Sleep(0), however, simply yields the remainder of the application's timeslice to the next equal priority thread or process. If there is none, it returns immediately. It's generally a good idea to have at least one call to Sleep(0) in a main or loop that calls no other wait functions simply because it makes preemption less necessary.
...


Sorry, could you (or anyone, really) explain that paragraph a bit better? Sounds helpful, but I don't know what you mean!


"Sleep(0)", by extension of how Sleep() works in general, means "stop executing now, and do not execute for at least zero more milliseconds". Which is to say, "stop executing me so something else can have a chance, but I'm good to go again at any time."

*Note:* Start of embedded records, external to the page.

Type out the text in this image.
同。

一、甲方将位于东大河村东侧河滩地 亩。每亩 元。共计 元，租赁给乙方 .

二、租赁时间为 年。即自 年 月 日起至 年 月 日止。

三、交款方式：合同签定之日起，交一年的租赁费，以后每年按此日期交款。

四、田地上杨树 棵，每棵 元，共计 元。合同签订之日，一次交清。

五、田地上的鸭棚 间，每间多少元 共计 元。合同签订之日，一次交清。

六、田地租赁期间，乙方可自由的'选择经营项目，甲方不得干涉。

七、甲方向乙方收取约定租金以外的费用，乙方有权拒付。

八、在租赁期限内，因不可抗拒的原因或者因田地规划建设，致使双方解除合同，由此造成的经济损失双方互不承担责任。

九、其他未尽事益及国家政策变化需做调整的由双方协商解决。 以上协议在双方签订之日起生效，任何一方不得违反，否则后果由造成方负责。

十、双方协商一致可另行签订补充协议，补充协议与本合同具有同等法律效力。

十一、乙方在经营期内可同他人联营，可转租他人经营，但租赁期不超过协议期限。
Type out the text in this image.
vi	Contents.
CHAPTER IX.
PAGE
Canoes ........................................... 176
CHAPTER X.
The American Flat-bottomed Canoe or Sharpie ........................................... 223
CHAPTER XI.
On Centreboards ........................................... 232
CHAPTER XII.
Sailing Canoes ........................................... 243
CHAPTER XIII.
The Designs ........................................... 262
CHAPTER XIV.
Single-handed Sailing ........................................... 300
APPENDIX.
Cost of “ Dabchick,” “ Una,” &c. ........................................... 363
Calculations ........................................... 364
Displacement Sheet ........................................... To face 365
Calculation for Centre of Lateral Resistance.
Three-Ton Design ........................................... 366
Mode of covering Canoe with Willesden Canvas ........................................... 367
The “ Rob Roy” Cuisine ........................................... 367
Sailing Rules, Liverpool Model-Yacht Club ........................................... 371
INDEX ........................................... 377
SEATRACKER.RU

If you don't do this, or provide some other "wait function" with the same effect*, then the operating system has to forcibly tell your thread/process to stop, i.e. "preempt" it. On some older systems (you probably won't find many of them in the wild any more though, unless you work on Big Iron(TM) perhaps) this facility is not available. Even where it is, you don't really want to rely on it if you don't have to (although I'm not entirely sure why).

* Doing most console or file I/O operations will be good enough. Any time you hear the term "blocking I/O", this is what they're talking about: the current thread cannot proceed until there is more data available. For consistency, even if it is available, the thread will generally 'yield'.